Chop the potatoes into 2cm wide wedges (no need to peel). Pop the wedges on a large baking tray. Drizzle with oil, then season with salt and pepper. Spread out in a single layer and roast on the top shelf of your oven until golden, 25-30 mins. Turn halfway through cooking. TIP: Use two baking trays if necessary, you want the wedges nicely spread out.

Finish the Prep
3

Put the mayo in a small bowl with the korma paste and honey. Mix together and set aside. Pop the panko breadcrumbs into a large bowl and season with salt and pepper. Mix together. Add the cornflour into another large bowl and add the water (see ingredients for amount), ground ginger and soy sauce (see ingredients for amount). Season with salt and pepper and whisk with a fork until well combined.

Coat the Chicken
4

Heat approx 2cm of oil in a frying pan on high heat. TIP: You want the oil to be nice and hot so the chicken fries properly - heat for 2-3 mins before you add the chicken. While the oil gets hot, dip one piece of chicken in the cornflour mixture so it's completely covered on both sides. Then dip it in the breadcrumbs to coat on both sides. Pop on a plate and repeat with the other chicken thighs. IMPORTANT: Remember to wash your hands and equipment after handling raw meat.

Fry the Chicken
5

Once the oil is hot, carefully lay the chicken in the pan and fry until golden brown on each side and cooked through, 14-16 mins total, turning with tongs every 3-4 mins. TIP: Careful not to burn yourself on the hot oil. IMPORTANT: Wash your hands after handling raw meat.
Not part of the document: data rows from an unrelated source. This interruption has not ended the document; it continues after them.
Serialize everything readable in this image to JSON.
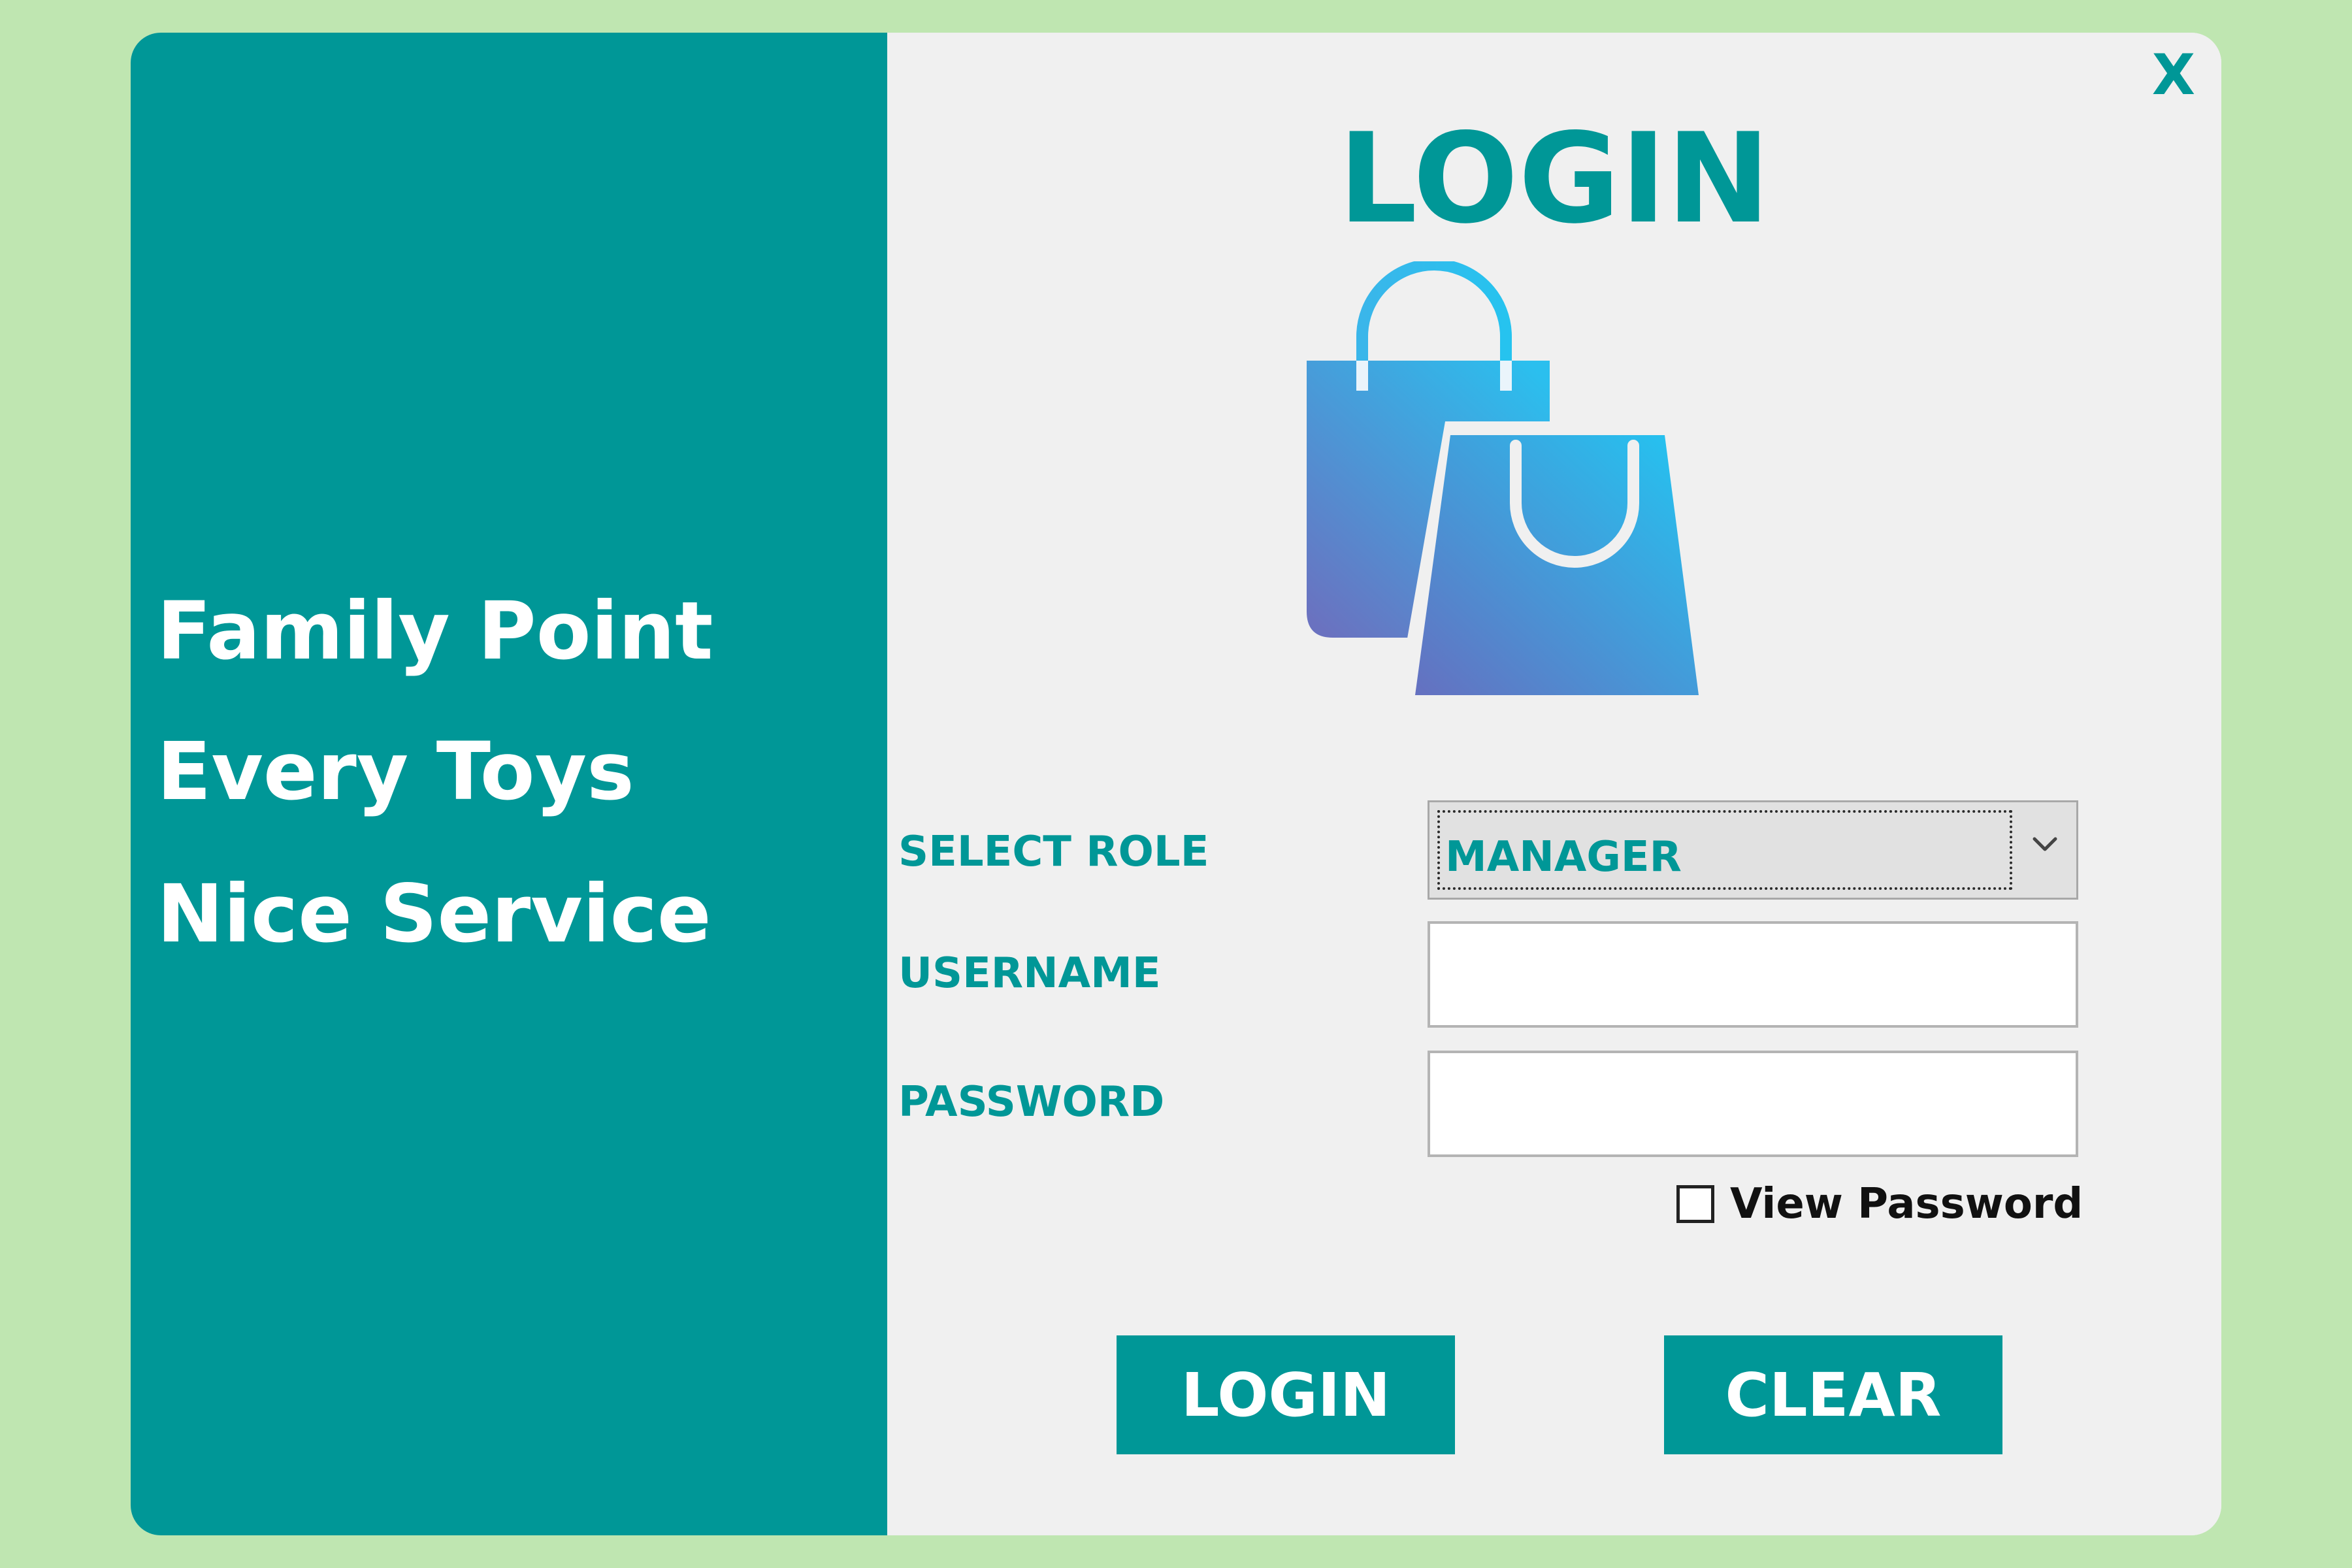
{
  "window": {
    "close_label": "X",
    "title": "LOGIN"
  },
  "brand": {
    "taglines": [
      "Family Point",
      "Every Toys",
      "Nice Service"
    ],
    "logo_icon": "shopping-bags-icon"
  },
  "form": {
    "role_label": "SELECT ROLE",
    "role_value": "MANAGER",
    "username_label": "USERNAME",
    "username_value": "",
    "password_label": "PASSWORD",
    "password_value": "",
    "view_password_label": "View Password",
    "view_password_checked": false
  },
  "actions": {
    "login_label": "LOGIN",
    "clear_label": "CLEAR"
  },
  "colors": {
    "background": "#bfe6b1",
    "accent": "#009797",
    "panel": "#f0f0f0",
    "bag_light": "#29c4f0",
    "bag_dark": "#6a6fbe"
  }
}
Once cooked, remove the chicken to a plate covered in kitchen roll. IMPORTANT: The chicken is cooked when no longer pink in the middle. Pop the burger buns in the oven to warm through, 2-3 mins.

Finish and Serve
6

Toss the baby gem and radishes to coat in the dressing. Spread a spoonful of the katsu mayo on the top and bottom of the burger buns, place a chicken thigh in each and share the baby gem leaves between them. Serve with the wedges and salad alongside any remaining katsu mayo for dipping your wedges in. Enjoy!